Today, Mrs Webb thought, I shall do a stroke for every year I have lived-yes, seventy five was ambitious but not impossible. She would not let herself be defeated by a number- two seemingly insignificant digits. The first thirty strokes she accomplished with ease. It was on the forty-fifth that she worried she might not succeed, on the sixtieth she wished she had not lived so bloody long, and on the seventy fifth that she vanished from out of the ocean –and off the face of the earth—completely.
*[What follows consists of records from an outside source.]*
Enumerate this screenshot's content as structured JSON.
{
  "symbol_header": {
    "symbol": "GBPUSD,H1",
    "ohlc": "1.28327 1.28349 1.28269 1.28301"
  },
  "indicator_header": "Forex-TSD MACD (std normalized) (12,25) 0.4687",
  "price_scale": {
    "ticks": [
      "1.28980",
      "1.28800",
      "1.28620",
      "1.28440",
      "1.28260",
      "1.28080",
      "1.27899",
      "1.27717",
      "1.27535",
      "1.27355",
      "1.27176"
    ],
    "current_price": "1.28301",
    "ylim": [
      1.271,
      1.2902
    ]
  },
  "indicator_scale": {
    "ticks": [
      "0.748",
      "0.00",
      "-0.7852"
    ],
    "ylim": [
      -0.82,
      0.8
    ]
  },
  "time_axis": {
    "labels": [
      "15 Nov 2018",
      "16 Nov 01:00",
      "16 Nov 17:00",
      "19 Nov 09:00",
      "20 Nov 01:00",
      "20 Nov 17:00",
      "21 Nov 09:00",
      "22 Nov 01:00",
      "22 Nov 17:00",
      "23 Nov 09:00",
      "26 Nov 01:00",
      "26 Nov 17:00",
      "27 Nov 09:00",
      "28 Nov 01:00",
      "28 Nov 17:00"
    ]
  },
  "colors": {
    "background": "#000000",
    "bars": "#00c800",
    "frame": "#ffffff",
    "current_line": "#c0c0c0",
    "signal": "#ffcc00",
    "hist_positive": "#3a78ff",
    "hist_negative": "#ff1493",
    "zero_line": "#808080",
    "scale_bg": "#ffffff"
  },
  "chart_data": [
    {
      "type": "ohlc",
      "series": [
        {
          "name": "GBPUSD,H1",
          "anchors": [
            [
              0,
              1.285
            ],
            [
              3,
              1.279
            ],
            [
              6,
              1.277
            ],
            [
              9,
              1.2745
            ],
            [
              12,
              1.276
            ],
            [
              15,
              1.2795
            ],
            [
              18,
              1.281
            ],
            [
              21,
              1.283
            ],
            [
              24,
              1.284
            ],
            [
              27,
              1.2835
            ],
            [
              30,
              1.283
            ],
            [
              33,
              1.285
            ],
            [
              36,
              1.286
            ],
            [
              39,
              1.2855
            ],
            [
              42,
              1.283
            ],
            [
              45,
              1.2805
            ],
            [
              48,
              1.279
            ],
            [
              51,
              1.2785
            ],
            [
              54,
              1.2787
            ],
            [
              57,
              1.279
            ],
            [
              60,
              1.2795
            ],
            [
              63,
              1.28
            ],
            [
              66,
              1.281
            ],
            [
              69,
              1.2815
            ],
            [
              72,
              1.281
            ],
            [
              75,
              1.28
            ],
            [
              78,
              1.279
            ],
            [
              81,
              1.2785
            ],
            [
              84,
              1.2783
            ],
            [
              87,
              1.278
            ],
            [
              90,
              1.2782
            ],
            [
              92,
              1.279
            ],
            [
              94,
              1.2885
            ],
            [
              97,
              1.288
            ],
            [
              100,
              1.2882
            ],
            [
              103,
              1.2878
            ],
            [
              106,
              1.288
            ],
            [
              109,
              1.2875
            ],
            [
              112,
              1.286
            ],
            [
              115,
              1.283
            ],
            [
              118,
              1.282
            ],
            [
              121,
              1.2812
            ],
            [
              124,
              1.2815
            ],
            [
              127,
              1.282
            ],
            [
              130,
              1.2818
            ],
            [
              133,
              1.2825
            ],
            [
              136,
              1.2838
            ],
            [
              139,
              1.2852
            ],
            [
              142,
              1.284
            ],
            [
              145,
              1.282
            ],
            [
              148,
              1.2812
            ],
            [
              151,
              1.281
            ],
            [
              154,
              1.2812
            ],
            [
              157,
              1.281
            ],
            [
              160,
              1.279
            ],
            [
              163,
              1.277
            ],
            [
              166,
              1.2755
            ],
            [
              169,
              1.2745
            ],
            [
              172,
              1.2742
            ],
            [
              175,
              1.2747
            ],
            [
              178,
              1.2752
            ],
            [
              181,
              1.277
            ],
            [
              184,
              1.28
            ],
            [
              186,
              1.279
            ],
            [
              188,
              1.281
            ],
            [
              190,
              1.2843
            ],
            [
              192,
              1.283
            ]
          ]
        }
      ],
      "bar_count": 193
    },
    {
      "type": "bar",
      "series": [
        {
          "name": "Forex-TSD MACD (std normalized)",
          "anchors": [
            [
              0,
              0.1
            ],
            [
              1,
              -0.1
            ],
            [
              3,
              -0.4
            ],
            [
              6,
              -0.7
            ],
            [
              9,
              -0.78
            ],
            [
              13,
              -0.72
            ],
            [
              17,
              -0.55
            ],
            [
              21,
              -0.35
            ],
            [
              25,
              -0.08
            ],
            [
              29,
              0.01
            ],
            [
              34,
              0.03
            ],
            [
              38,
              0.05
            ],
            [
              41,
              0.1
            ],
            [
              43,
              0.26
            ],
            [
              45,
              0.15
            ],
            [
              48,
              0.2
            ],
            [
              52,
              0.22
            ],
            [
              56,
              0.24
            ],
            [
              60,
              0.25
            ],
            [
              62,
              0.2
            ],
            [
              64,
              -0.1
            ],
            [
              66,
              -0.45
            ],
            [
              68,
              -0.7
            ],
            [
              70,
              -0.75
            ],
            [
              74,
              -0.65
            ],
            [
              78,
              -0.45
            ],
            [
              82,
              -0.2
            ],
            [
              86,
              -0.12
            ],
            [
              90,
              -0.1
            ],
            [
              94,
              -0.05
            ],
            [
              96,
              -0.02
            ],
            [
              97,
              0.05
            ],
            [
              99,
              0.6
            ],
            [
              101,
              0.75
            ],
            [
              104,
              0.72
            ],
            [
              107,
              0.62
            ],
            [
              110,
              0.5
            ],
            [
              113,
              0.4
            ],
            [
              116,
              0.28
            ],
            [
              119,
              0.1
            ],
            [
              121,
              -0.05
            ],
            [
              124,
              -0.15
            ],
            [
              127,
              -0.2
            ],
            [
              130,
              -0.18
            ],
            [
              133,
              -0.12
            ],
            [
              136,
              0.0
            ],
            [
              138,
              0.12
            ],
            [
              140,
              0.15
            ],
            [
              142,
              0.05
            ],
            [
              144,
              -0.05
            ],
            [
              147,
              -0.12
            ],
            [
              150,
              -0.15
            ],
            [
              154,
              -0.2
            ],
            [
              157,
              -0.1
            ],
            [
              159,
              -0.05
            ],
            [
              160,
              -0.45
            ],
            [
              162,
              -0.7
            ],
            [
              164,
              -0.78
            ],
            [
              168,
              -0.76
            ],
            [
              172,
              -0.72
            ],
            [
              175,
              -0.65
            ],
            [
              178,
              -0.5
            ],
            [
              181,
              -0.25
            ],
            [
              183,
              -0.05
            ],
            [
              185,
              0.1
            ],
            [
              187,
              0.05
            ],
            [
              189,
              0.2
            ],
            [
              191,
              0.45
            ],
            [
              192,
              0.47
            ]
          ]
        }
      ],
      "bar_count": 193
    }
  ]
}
A strolling couple on the beach reported a brief disturbance in the water, the sight of Mrs Web slipping beneath the surface never to return.  A fisherman on the near by rocks however claimed he saw her backstroke right into the monsters mouth (its unmistakable grin and fin flashing in the morning light). Humming Chopin and smiling to herself, smiling (he said she was) as she imagined her grandsons face over the birthday lunch –that never was– or attempting to resolve the great jam debate: strawberry over apricot? Apricot over strawberry?

 It was a niggling in Mrs Webb’s side, no more inconvenient than what she had woken up with that morning, certainly nothing the nurse at the home couldn’t medicate when she returned to the shore. A concise pain followed by a pungent fishy smell, an epiphany of ‘Apricot!’ and then silence.